Re: [INDOLOGY] Google Translate for Sanskrit

Oliver Hellwig via INDOLOGY Fri, 13 May 2022 03:34:53 -0700

Most probably they have built their MT system on top of so called deep
contextualized embeddings such as BERT
(https://towardsdatascience.com/nlp-extract-contextualized-word-embeddings-from-bert-keras-tf-67ef29f60a7b)
or Roberta (https://huggingface.co/docs/transformers/model_doc/roberta).
We have analyzed such multilingual embeddings for a Sanskrit project,
and it turned out that the Sanskrit data were mainly taken from a dump
of the Sanskrit Wikipedia, which explains the preference for the modern
version. Very useful for MT, less so for a close reading of Vedic texts.


Best, Oliver

On 13/05/2022 11:51, Antonia Ruppel via INDOLOGY wrote:

I think it's also worth asking what the programmers who made this meant
when they said 'Sanskrit'. The classical language, or the modern spoken
version taught and stratified by organisations like e.g. Samskrita
Bharati? I tried a few simple sentences (I went into town, I saw the
man, Where is the cat? etc) and found that
-- the past tense is expressed by means of the ta- and tavant-
participles (the default is the masculine participle, by the way, even
when you try things like 'I, Sītā, went into town'), as favoured e.g. by
modern spoken Sanskrit (not only by it, of course)
--  'Where is the cat?' resulted in the word order बिडालः कुत्र अस्ति
favoured by modern Sanskrit (and mirrored by e.g. Hindi).
- my, her etc in sentences like 'she sees her sisters' are usually
expressed, e.g. by means of sva- or through the actual genitive pronoun,
unlike the Classical Sanskrit tendency of only expressing this when
omission causes confusion
- with at least some expressions we get the noun in accusative + karoti
expression (e.g. smitam karoti rather than smayati), that, I think, also
becomes more prevalent as time passes
- external sandhi is not applied, again following the prevalent modern
spoken convention

Entering 'I have seen him' (rather than 'I saw him') gives me मया तं
दृष्टम्, which I don't quite understand because I'd have expected 'him' to
be the subject and thus nominative. (The same results with other
transitive verbs.)

When you create a translation program, you need to decide what the
'right' translation of something is. With literary languages, like
Sanskrit, whose features usually include variety of expression, that is
difficult. So it seems natural that the programmers would use the
standards of the modern spoken language, for whose creation those
decisions were at some point made.

That google translate now includes Sanskrit is a fascinating social
phenomenon. I'm looking forward to seeing how they are going to develop
it, and hope someone might at some point talk about their methodology in
creating this function. (Let's find out and invite them to a conference?
It would surely make for a fascinating talk!)

All best,
      Antonia

On Fri, 13 May 2022 at 10:01, Satyanad Kichenassamy
<[email protected]
<mailto:[email protected]>> wrote:


    Dear All,

    Here are a few further experiments that illustrate other issues :

    Input: सत्यमेव जयते
    Output: Truth always triumphs

    Input: Truth always triumphs
    Output: सत्यं सदा विजयते

    Input: सत्यं सदा विजयते
    Output: Truth always triumphs

    Input: C'est la réalité qui triomphe
    Output: Reality wins

    Input: C'est la réalité qui triomphe.
    Output: It is reality that triumphs.

    (The only difference between the last two inputs is the final period.)
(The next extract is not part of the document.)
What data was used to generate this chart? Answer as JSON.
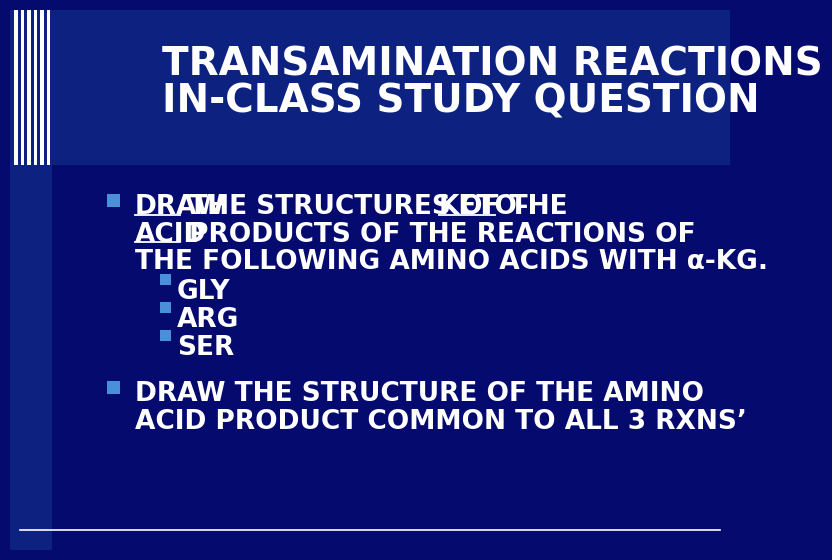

    Input: Reality prevails.
    Input: La réalité l'emporte.

    Input: Reality alone prevails.
    Output: Seule la réalité prévaut.

    Input: Seule la réalité prévaut.
    Output: Only reality prevails.

    And, for fun, Prop. 12.21 from Brahmagupta's Braahmasphu.tasiddhaanta.

    Input: स्थूलफलं त्रिचतुर्भुजबाहुप्रतिबाहुयोगदलघातः।
    भुजयोगार्धचतुष्टयभुजोनघातात्पदं सूक्ष्मम् ॥

    Output: The gross fruit is the three-four-arm arm-counter-arm
    combination team attack.
    The subtle step is from the impact of the four and a half arms of
    the Yoga of the arms.

    A correct translation is as follows (the four lines correspond to
    the four parts of this Arya verse):
    A crude value [indeed] of the area of a triquadrilateral
        Is the product of the half-sums of opposite sides ;
    Of a group consisting of four half-sums of the sides, from which
        The sides have been subtracted [in turn], the root of the
    product is the refined [value].

    NB: There are quite a few technical terms here; taking some of them
    in their ordinary meaning leads to gibberish. "Pada" here is the
    square root (because the foot of a tree is its root). Yoga is here
    the sum. "Dala" is the half (literally, "broken (in half)"). A
    triquadrilateral is the figure obtained from a trilateral by adding
    a fourth vertex on its circumcircle. Tricaturbhuja is a neologism
    introduced by Brahmagupta that we translated by a neologism because
    there is no corresponding notion in English.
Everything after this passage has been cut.